Background: Given that anorexia nervosa (AN) is a life-threatening mental disorder and has poor clinical outcomes, novel effective treatments are warranted, especially for severe and persistent cases.
Objective: To investigate the safety, feasibility, and clinical outcomes of using deep brain stimulation (DBS) of the nucleus accumbens (NAcc) in treatment-refractory AN patients.
Methods: A total of 28 women with refractory AN underwent NAcc-DBS and completed this 2-year follow-up study. The clinical outcomes, including body mass index (BMI) and mood, anxiety, and obsessive symptoms, were assessed using a series of psychiatric scales at 6 and 24 months post operation.
Results: While no fatalities were reported during this study, 1 patient showed device rejection. The most common short-term side effect observed was varying degrees of pain at the incision sites (n = 22), which usually disappeared 3-4 days following the operation. No severe surgical adverse events were observed. Compared to presurgical levels, significant increases in BMI and improvement in psychiatric scale scores were noted during the 6-month follow-up and were maintained at the 2-year review. Finally, a post-hoc analysis revealed that the NAcc-DBS was less effective for weight restoration in patients with the binge-eating/purge subtype of AN than in those with the restricting subtype (R-AN).
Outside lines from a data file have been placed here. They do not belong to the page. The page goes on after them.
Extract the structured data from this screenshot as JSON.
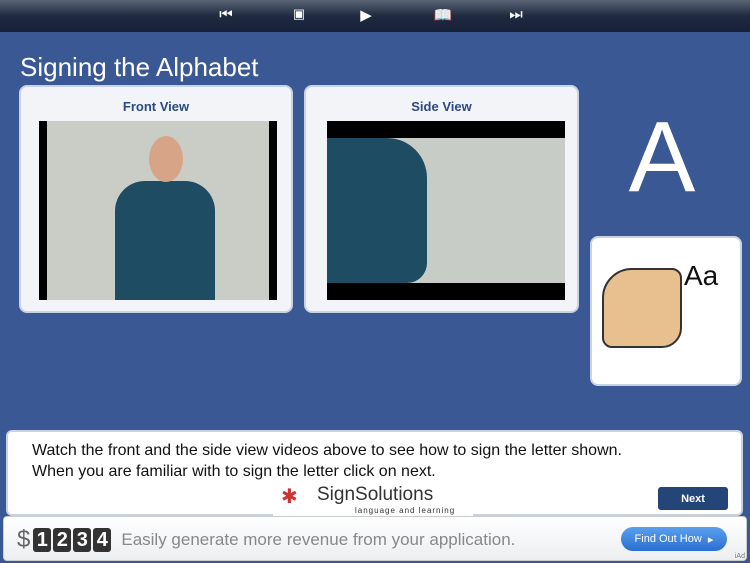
{
  "toolbar": {
    "icons": [
      "skip-back-icon",
      "media-icon",
      "play-icon",
      "book-icon",
      "skip-forward-icon"
    ]
  },
  "title": "Signing the Alphabet",
  "front": {
    "label": "Front View"
  },
  "side": {
    "label": "Side View"
  },
  "letter": "A",
  "card_text": "Aa",
  "message": {
    "line1": "Watch the front and the side view videos above to see how to sign the letter shown.",
    "line2": "When you are familiar with to sign the letter click on next.",
    "next": "Next"
  },
  "logo": {
    "name": "SignSolutions",
    "tagline": "language and learning"
  },
  "ad": {
    "dollar": "$",
    "digits": [
      "1",
      "2",
      "3",
      "4"
    ],
    "text": "Easily generate more revenue from your application.",
    "button": "Find Out How",
    "badge": "iAd"
  }
}
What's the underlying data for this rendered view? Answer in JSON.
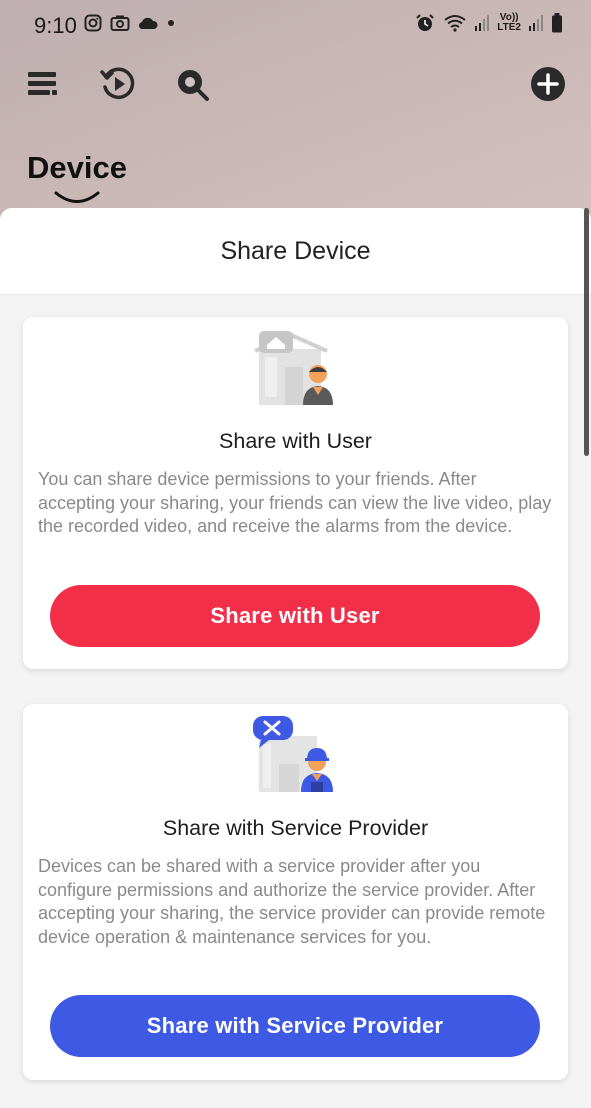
{
  "status_bar": {
    "time": "9:10",
    "network_label_top": "Vo))",
    "network_label_bottom": "LTE2",
    "icons_left": [
      "instagram-icon",
      "camera-icon",
      "cloud-icon",
      "dot-icon"
    ],
    "icons_right": [
      "alarm-icon",
      "wifi-icon",
      "signal-icon",
      "signal-icon",
      "battery-icon"
    ]
  },
  "toolbar": {
    "icons": [
      "menu-icon",
      "playback-icon",
      "search-icon",
      "add-icon"
    ]
  },
  "page": {
    "title": "Device"
  },
  "sheet": {
    "title": "Share Device"
  },
  "cards": [
    {
      "title": "Share with User",
      "description": "You can share device permissions to your friends. After accepting your sharing, your friends can view the live video, play the recorded video, and receive the alarms from the device.",
      "button_label": "Share with User",
      "button_color": "#f22e48"
    },
    {
      "title": "Share with Service Provider",
      "description": "Devices can be shared with a service provider after you configure permissions and authorize the service provider. After accepting your sharing, the service provider can provide remote device operation & maintenance services for you.",
      "button_label": "Share with Service Provider",
      "button_color": "#3e5ae4"
    }
  ],
  "colors": {
    "accent_red": "#f22e48",
    "accent_blue": "#3e5ae4"
  }
}
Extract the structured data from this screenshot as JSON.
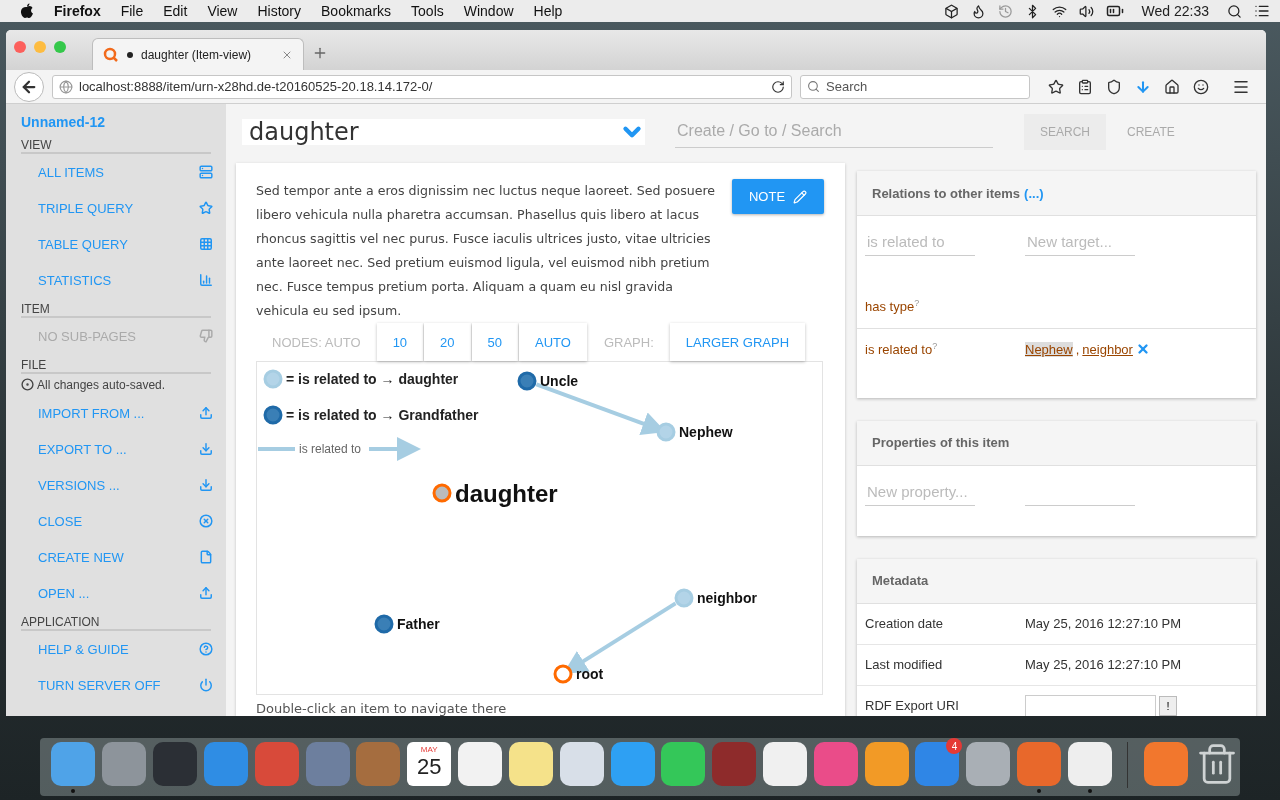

Conclusion: Our long-term follow-up study suggests that NAcc-DBS is safe and effective for improving the BMI and psychiatric symptoms of patients with refractory AN. Although NAcc-DBS appears to be more suitable for patients with R-AN, strict inclusion criteria must be applied considering surgery-related complications.
Keywords: Anorexia nervosa; Capsulotomy; Deep brain stimulation; Nucleus accumbens.